FILM Satria Dewa: Gatotkaca adalah proyek perdana dari Semesta Satria Dewa.
Film yang mengangkat kisah pewayangan ini melibatkan Hanung Bramantyo sebagai sutradaranya.
Kehadiran film superhero ini memberikan nafas baru bagi perfilman Indonesia.
Film ini mengungkap silsilah keturunan tokoh pewayangan yang selama ini dianggap fiktif yaitu Kurawa dan Pandawa.
Ternyata mereka benar ada dan nyata. Keturunan mereka ditakdirkan untuk bertemu suatu saat nanti untuk menyelesaikan pertikaian di antara keduanya.

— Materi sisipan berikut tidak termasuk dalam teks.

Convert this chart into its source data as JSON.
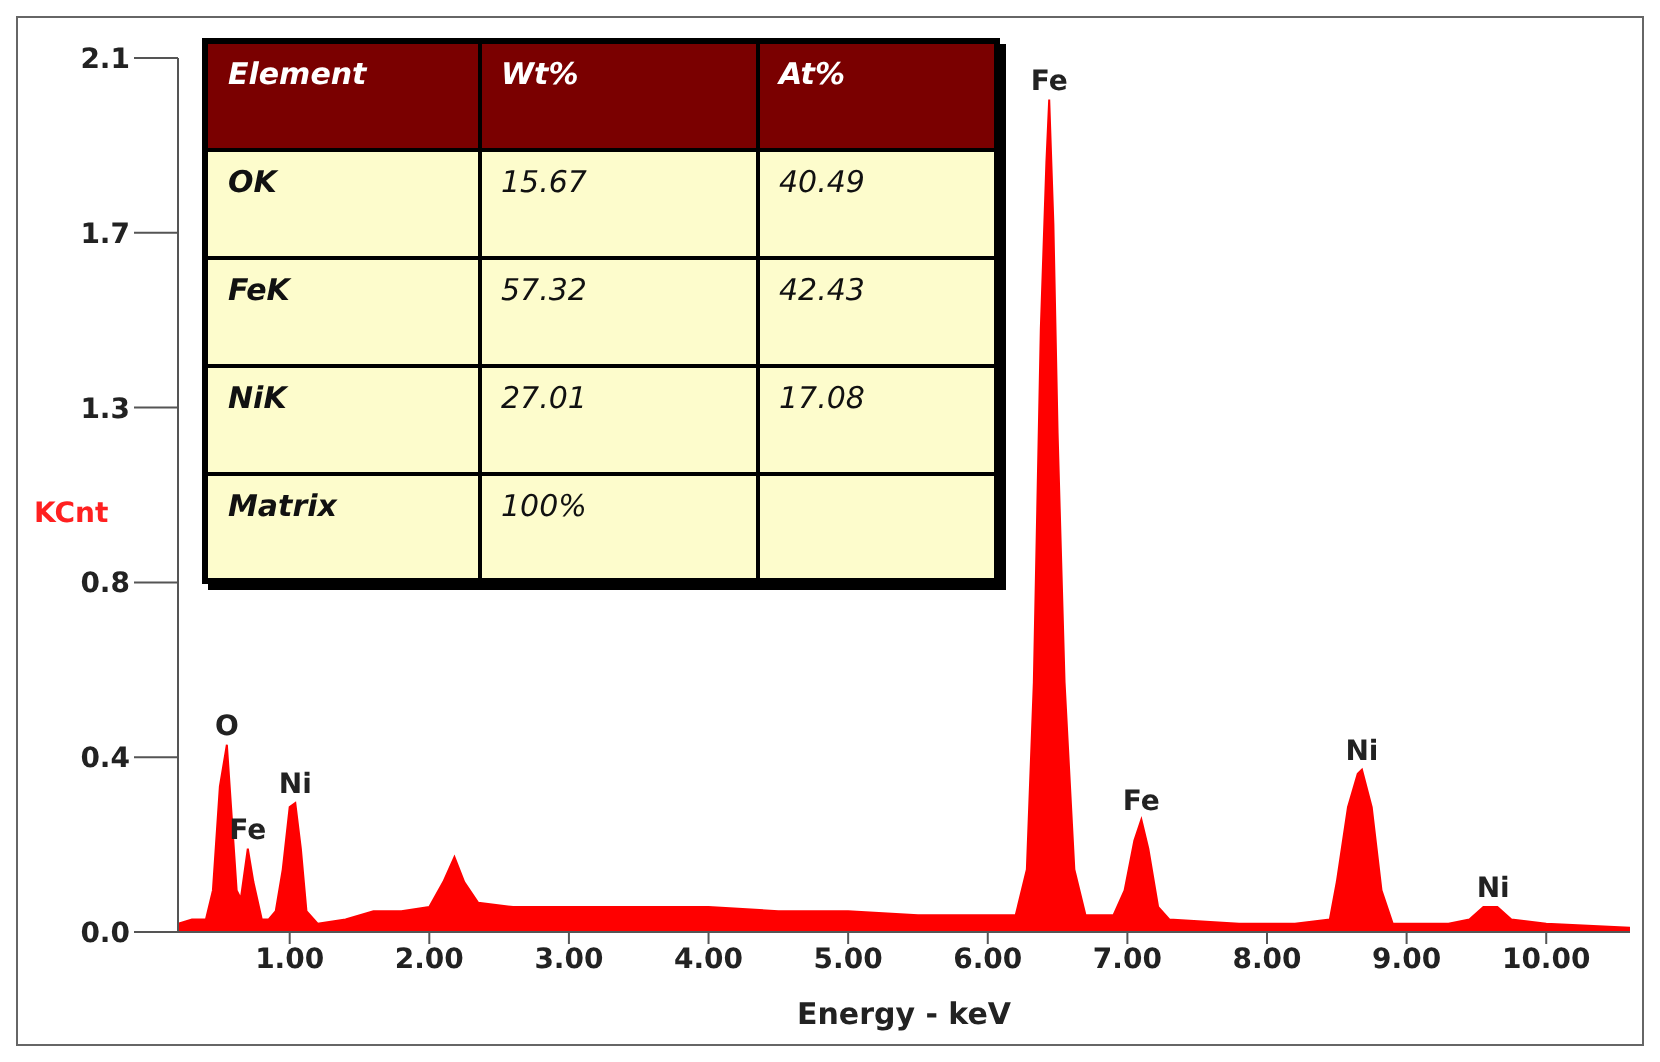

Adalah Yuda (Rizky Nazar), fotografer freelance yang baru saja kehilangan pekerjaannya. Setelah itu, Yuda justru menemukan fakta bahwa ia adalah bagian dari gen Pandawa dan juga titisan Gatotkaca.

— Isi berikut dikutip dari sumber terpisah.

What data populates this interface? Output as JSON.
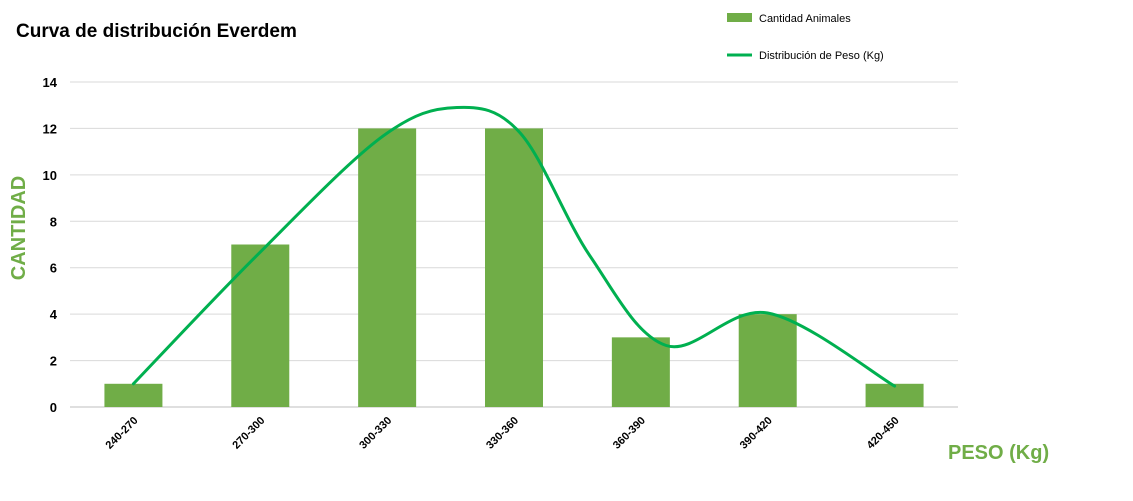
{
  "chart_data": {
    "type": "bar",
    "title": "Curva de distribución Everdem",
    "xlabel": "PESO (Kg)",
    "ylabel": "CANTIDAD",
    "ylim": [
      0,
      14
    ],
    "yticks": [
      0,
      2,
      4,
      6,
      8,
      10,
      12,
      14
    ],
    "categories": [
      "240-270",
      "270-300",
      "300-330",
      "330-360",
      "360-390",
      "390-420",
      "420-450"
    ],
    "series": [
      {
        "name": "Cantidad Animales",
        "type": "bar",
        "color": "#70ad47",
        "values": [
          1,
          7,
          12,
          12,
          3,
          4,
          1
        ]
      },
      {
        "name": "Distribución de Peso (Kg)",
        "type": "line",
        "smooth": true,
        "color": "#00b050",
        "curve_points": [
          {
            "x": 0,
            "y": 1
          },
          {
            "x": 0.95,
            "y": 6.4
          },
          {
            "x": 1.95,
            "y": 11.6
          },
          {
            "x": 2.55,
            "y": 12.9
          },
          {
            "x": 3.05,
            "y": 11.8
          },
          {
            "x": 3.6,
            "y": 6.5
          },
          {
            "x": 4.2,
            "y": 2.65
          },
          {
            "x": 5,
            "y": 4.05
          },
          {
            "x": 6,
            "y": 0.9
          }
        ]
      }
    ],
    "grid": true,
    "legend_position": "top-right",
    "label_color": "#70ad47"
  }
}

Namun, statusnya ini justru membuat Yuda menjadi incaran dari kaum Kurawa yang mengincar medali Brajamusti agar bisa membangkitkan Aswatama.
Aswatama sendiri telah dikurung dalam perang Bharatayuda akibat kejahatannya. Inilah yang membuat Kurawa bersumpah untuk menghabisi keturunan Pandawa dimuka bumi ini sampai kapanpun.
Konsep yang dibangun Hanung Bramantyo sungguh memiliki potensi yang hebat jika saja digarap dengan sangat serius.
Terlihat, Hanung cukup kesulitan dalam merangkai kisah yang sudah familiar ini. Memang tidak gampang meramu plot kisah pewayangan ke dalam cerita yang modern dan kekinian.
Beruntung Hanung sudah membuat pondasi yang kuat,untuk mengarahkan film ini ke sebuah mega universe ala Avengers-nya Marvel.
Hanung berhasil memperkenalkan semesta Satria Dewa dengan sangat detail, bahkan kelahiran Yuda sebagai tokoh Gatotkaca dibedah dengan baik.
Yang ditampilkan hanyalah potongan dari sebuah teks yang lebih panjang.